A Tristeza Permitida por Martha Medeiros
Se eu disser pra você que hoje acordei triste…..
que foi difícil sair da cama, mesmo sabendo que o
sol estava se exibindo lá fora e o céu convidava para a farra de viver,
mesmo sabendo que havia muitas providências a tomar, acordei triste e
tive preguiça de cumprir os rituais que normalmente faço sem nem
prestar atenção no que estou sentindo, como tomar banho, colocar uma
roupa,ir pro computador, sair para compras e reuniões – se eu disser
que foi assim, o que você me diz? Se eu lhe disser que hoje não foi um
dia como os outros, que não encontrei energia nem para sentir culpa
pela minha letargia, que hoje levantei devagar e tarde e que não tive
vontade de nada, você vai reagir como?
Você
vai dizer "te anima" e me recomendar um antidepressivo, ou vai dizer
que tem gente vivendo coisas muito mais graves do que eu (mesmo
desconhecendo a razão da minha tristeza), vai dizer para eu colocar uma
roupa leve, ouvir uma música revigorante e voltar a ser aquela que
sempre fui, velha de guerra.
Você
vai fazer isso porque gosta de mim, mas também porque é mais um que não
tolera a tristeza: nem a minha, nem a sua, nem a de ninguém. Tristeza é
considerada uma anomalia do humor, uma doença contagiosa, que é melhor
eliminar
desde o primeiro sintoma. Não sorriu hoje? Medicamento. Sentiu uma
vontade de chorar à toa? Gravíssimo, telefone já para o seu psiquiatra.
A
verdade é que eu não acordei triste hoje, nem mesmo com uma suave
melancolia, está tudo normal. Mas quando fico triste, também está tudo
normal. Porque ficar triste é comum, é um sentimento tão legítimo
quanto a alegria, é um registro da nossa sensibilidade, que ora
gargalha em grupo, ora busca o silêncio e a solidão.
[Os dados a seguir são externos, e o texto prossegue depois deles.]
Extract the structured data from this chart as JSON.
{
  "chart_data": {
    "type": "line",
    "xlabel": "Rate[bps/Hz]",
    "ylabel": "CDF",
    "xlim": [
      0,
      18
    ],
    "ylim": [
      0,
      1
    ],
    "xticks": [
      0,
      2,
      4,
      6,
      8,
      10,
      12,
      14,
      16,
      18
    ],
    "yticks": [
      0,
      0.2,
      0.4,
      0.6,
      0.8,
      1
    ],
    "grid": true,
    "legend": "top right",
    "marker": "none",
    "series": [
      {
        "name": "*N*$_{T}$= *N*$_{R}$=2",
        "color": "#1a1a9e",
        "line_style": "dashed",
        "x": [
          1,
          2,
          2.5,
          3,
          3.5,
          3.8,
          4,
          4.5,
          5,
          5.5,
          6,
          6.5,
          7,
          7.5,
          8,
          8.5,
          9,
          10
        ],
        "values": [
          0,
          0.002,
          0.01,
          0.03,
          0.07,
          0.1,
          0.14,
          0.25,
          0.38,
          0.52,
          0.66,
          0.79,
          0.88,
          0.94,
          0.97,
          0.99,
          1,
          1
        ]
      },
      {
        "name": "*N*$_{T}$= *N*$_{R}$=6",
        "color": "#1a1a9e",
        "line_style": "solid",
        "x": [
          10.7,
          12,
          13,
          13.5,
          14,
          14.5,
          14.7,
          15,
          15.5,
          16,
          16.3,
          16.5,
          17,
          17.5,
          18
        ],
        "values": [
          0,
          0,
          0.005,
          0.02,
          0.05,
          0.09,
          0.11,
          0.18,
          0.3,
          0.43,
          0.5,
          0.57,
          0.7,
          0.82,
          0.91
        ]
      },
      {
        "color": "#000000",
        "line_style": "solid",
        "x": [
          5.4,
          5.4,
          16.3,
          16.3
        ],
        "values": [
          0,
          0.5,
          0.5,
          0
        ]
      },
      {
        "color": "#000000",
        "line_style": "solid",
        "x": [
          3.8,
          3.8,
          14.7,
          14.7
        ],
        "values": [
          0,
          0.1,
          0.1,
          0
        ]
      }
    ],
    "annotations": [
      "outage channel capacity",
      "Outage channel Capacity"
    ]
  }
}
Estar triste não é
estar deprimido.
Depressão
é coisa muito mais séria, contínua e complexa. Estar triste é estar
atento a si próprio, é estar desapontado com alguém, com vários ou com
si mesmo, é estar um pouco cansado de certas repetições, é descobrir-se
frágil num dia qualquer, sem uma razão aparente – as razões têm essa
mania de serem discretas.
"Eu
não sei o que meu corpo abriga/ nestas noites quentes de verão/ e não
importa que mil raios partam/ qualquer sentido vago de razão/ eu ando
tão down…". Lembra da música? Cazuza ainda dizia, lá no meio dos
versos, que pega mal sofrer. Pois é, pega. Melhor sair pra balada,
melhor forçar um sorriso, melhor dizer que está tudo bem, melhor
desamarrar a cara. "Não quero te ver triste assim", sussurrava Roberto
Carlos em meio a outra música. Todos cantam a tristeza, mas poucos a
enfrentam de fato. Os esforços não são para compreendê-la, e sim para
disfarçá-la, sufocá-la, ela que, humilde, só quer usufruir do seu
direito de existir, de assegurar o seu espaço nesta sociedade que
exalta apenas o oba-oba e a verborragia, e que desconfia de quem está
calado demais. Claro que é melhor ser alegre que ser triste (agora é
Vinicius), mas melhor mesmo é ninguém privar você de sentir o que for.
Em tempo: na maioria das vezes, é a gente mesmo que não se permite
estar alguns degraus abaixo da euforia.
Tem
dias que não estamos pra samba, pra rock, pra hip hop, e nem por isso
devemos buscar pílulas mágicas para camuflar nossa introspecção, nem
aceitar convites para festas em que nada temos para brindar. Que nos
deixem quietos, que quietude é armazenamento de força e sabedoria,
daqui a pouco a gente volta, a gente sempre volta, anunciando o fim de
mais uma dor – até que venha a próxima, normais que somos.